L’ambassadeur de la Tunisie en Libye : « Chaque seconde compte dans le sauvetage de Sofiane et Nadhir »

Ridha Boukadi«Chaque seconde compte dans le sauvetage des deux citoyens tunisiens » a déclaré Ridha Boukadi, ambassadeur de la Tunisie en Libye à l’agence Anadolu, ce mardi 20 janvier 2015, faisant référence aux deux journalistes Sofiane Chourabi et Nadhir Ktari.

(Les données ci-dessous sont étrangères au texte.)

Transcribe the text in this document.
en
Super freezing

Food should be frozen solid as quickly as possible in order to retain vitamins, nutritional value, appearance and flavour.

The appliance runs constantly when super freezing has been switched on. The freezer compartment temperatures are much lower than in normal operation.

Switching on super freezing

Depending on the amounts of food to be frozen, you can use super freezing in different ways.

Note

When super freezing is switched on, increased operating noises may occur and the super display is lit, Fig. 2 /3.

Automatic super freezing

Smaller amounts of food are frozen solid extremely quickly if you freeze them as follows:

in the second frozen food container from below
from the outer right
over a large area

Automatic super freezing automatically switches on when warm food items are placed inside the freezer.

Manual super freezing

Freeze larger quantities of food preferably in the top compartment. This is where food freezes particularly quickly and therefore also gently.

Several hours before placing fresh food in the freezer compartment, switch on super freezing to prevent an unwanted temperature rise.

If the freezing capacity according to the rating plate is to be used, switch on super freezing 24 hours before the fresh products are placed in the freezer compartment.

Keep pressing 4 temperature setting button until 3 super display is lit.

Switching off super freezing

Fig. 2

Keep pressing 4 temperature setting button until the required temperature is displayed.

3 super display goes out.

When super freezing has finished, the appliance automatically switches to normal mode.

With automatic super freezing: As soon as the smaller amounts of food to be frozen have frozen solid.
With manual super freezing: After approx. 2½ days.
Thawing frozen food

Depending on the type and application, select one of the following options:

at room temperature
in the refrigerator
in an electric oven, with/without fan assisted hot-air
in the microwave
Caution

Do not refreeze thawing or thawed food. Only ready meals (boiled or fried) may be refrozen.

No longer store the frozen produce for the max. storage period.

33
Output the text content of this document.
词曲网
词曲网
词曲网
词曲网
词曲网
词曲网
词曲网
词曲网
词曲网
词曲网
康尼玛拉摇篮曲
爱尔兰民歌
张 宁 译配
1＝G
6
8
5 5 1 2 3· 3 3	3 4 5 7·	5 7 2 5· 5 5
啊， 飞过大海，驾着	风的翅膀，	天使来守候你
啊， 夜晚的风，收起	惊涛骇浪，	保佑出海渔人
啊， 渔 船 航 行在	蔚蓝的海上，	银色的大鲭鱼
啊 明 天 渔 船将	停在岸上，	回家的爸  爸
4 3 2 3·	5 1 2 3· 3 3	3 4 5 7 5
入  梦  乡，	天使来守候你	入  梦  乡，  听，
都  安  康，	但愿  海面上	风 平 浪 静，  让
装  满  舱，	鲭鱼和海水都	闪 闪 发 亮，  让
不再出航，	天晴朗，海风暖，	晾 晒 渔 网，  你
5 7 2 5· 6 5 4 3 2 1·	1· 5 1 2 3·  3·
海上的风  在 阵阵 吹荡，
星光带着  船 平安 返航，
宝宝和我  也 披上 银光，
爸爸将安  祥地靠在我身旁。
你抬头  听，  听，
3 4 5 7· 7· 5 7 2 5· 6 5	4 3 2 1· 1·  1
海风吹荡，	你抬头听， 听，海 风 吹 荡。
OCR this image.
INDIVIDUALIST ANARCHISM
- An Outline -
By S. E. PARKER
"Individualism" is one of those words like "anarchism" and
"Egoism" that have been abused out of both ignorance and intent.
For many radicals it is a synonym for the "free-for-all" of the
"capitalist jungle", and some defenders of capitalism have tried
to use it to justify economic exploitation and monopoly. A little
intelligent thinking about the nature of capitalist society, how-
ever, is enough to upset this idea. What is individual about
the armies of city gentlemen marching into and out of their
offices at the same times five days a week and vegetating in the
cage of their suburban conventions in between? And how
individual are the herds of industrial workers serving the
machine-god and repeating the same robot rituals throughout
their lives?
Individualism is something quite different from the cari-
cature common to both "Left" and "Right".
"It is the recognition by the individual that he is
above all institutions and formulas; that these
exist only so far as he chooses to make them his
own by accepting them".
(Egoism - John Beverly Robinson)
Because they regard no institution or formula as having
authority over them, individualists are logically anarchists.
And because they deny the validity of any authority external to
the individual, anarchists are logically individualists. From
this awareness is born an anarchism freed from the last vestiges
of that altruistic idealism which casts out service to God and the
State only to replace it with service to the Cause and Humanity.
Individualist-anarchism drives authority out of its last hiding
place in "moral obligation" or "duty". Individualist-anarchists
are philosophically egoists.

Abdelhakim Bel Haj et Thouar Libya aident la Tunisie pour libérer les journalistes

Installé depuis quatre mois à Tunis, suite à la détérioration de la situation en Libye, M. Boukadi continue à collecter des informations auprès de ses contacts et réseaux en Libye pour libérer Sofiane et Nadhir enlevés à Ajdabya depuis le 8 septembre 2014.

D’après lui, il y a « de quoi espérer » qu’ils soient encore en vie, bien que des sources de l’Etat islamique sur twitter avaient annoncé le 8 janvier son exécution.

L’ambassadeur de la Tunisie en Libye a affirmé que ceux qui l’avaient aidé à la libération des deux diplomates tunisiens au mois de juin 2014, sont le président du parti Al-Watan Abdelhakim Bel Haj et la salle d’opération des rebelles libyens (Thouar Libya).

Ils « sont encore une fois à l’œuvre pour la libération des deux journalistes » , ainsi que » d’autres acteurs qui pourraient être déterminants dans l’issue de l’affaire », assure-t-il à A.A.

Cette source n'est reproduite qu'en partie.